Temperature profile of the ocean seabed from the city of Puerto Plata, Dominican Republic, and preliminary design for a commercial exploitation of cold water to supply for a central air conditioning system

PI: Eduardo David Sagredo Robles (Universidad Tecnologica Santiago)
U.S. Partner: Naphtali David Rishe (Florida International University)
Project Dates: August 2013 to July 2016

 The team - Oct 2014
The project team on October 17 2014. (Photo courtesy Dr. Sagredo)

Electricity shortages represent one of the major problems facing the Dominican Republic. For more than 50 years, the country has experienced daily electric power blackouts lasting some four to five hours. The cost of electricity in the Dominican Republic is more than 2.5 times the average cost worldwide, which causes financial hardships not only for the general public but also for operators of the large hotels that contribute substantially to the country's economy. Air conditioning uses approximately 60% of the electricity consumed in tourist areas of the Dominican. Given the high cost of electricity and frequent power outages, implementation of a reliable, renewable, and nonpolluting energy source that can supply air conditioning to these hotels would represent the difference between economic survival versus bankruptcy, with its associated severe impacts on local employment.
This PEER Science project is designed to develop a model for how such an energy system could be designed and implemented. Dr. Sagredo and his team will place remote sensors at regular intervals along the sea bed to gather data to create an Ocean Temperature Profile from the city of Puerto Plata extending eight miles north until a depth of 1,000 meters is reached. The data collected will provide input to the design of a pipe along the sea floor that would extract the cold bearing water to the surface at Puerto Plata to provide a cold-water supply for air conditioning. Besides designing the pipe, the researchers will also study potential environmental impacts of their system, as well as optimization of the energy that would be needed to pump the seawater. Once their designs and models are complete, they will share their findings with local stakeholders, including hotel operators and entrepreneurs who might be interested in supporting implementation of the system after the PEER Science project is complete.
Summary of Recent Activities

The third quarter of 2014 focused primarily on the offshore gathering of data by Dr. Sagredo and his team. The temperature and pressure data, collected from two distinct axes, will be critical to the project’s success and the team received the excellent results that they expected. The team is also developing a 3D printed prototype Rankine cycle that will give them the experience of running and managing a halogenated cycle, which will power the main extracting pump. Other aspects of the project that are being designed and built are the shore side pump house and a 1600kW turbine.

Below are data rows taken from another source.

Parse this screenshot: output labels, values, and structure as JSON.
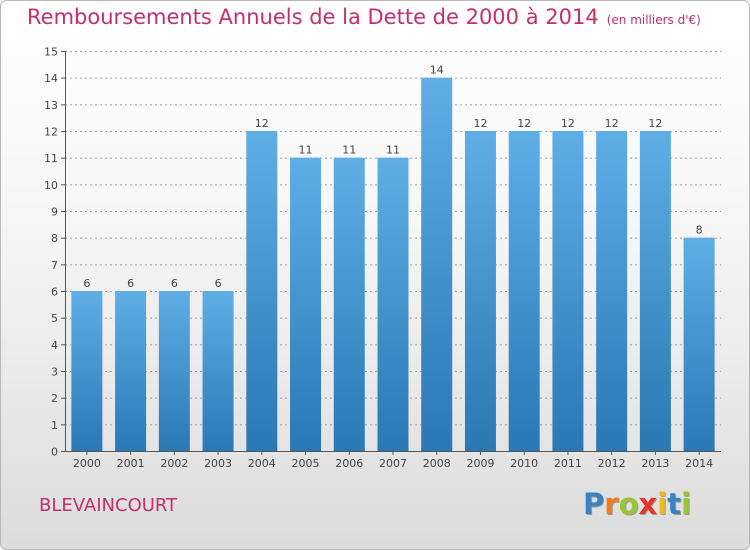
{
  "header": {
    "title": "Remboursements Annuels de la Dette de 2000 à 2014",
    "unit": "(en milliers d'€)"
  },
  "location": {
    "name": "BLEVAINCOURT"
  },
  "brand": {
    "letters": [
      "P",
      "r",
      "o",
      "x",
      "i",
      "t",
      "i"
    ],
    "colors": [
      "#3b82c4",
      "#ef7d1a",
      "#9ac533",
      "#e5362b",
      "#f0b81c",
      "#3b82c4",
      "#9ac533"
    ]
  },
  "colors": {
    "title": "#c42f6b",
    "bar_light": "#5faee6",
    "bar_dark": "#2a78b4",
    "grid": "#a0a0a0"
  },
  "chart_data": {
    "type": "bar",
    "title": "Remboursements Annuels de la Dette de 2000 à 2014",
    "ylabel": "en milliers d'€",
    "xlabel": "",
    "categories": [
      "2000",
      "2001",
      "2002",
      "2003",
      "2004",
      "2005",
      "2006",
      "2007",
      "2008",
      "2009",
      "2010",
      "2011",
      "2012",
      "2013",
      "2014"
    ],
    "values": [
      6,
      6,
      6,
      6,
      12,
      11,
      11,
      11,
      14,
      12,
      12,
      12,
      12,
      12,
      8
    ],
    "ylim": [
      0,
      15
    ],
    "yticks": [
      0,
      1,
      2,
      3,
      4,
      5,
      6,
      7,
      8,
      9,
      10,
      11,
      12,
      13,
      14,
      15
    ],
    "grid": true
  }
}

During this time, Dr. Sagredo and his team also promoted the research project and its potential at two separate events. On August 4, the team was a guest on Sabios en la Z, one of the most popular radio stations in the Dominican Republic, and discussed the possibilities that can result from their PEER-funded project. The local newspaper in the City of Puerto Plaza, EI Faro, also published an article about the team. On September 26, the team presented their project to 96 alumni of the Instituto Tecnologico de Monterrey of Mexico. This is a prominent group that only invites presenters whose work is of great importance to the Dominican people.

The next three months will see the continuing collection of data via six boat trips. The team plans to reach out to potential investors in Puerto Plaza as the idea has support from some stakeholders, but will need more to make their research commercially viable for local hotels. The team will also begin preparations for future technical visits to the Makei Corporation in Hawaii and the Bora Bora Intercontinental Hotel to observe the operations of successful SWAC systems.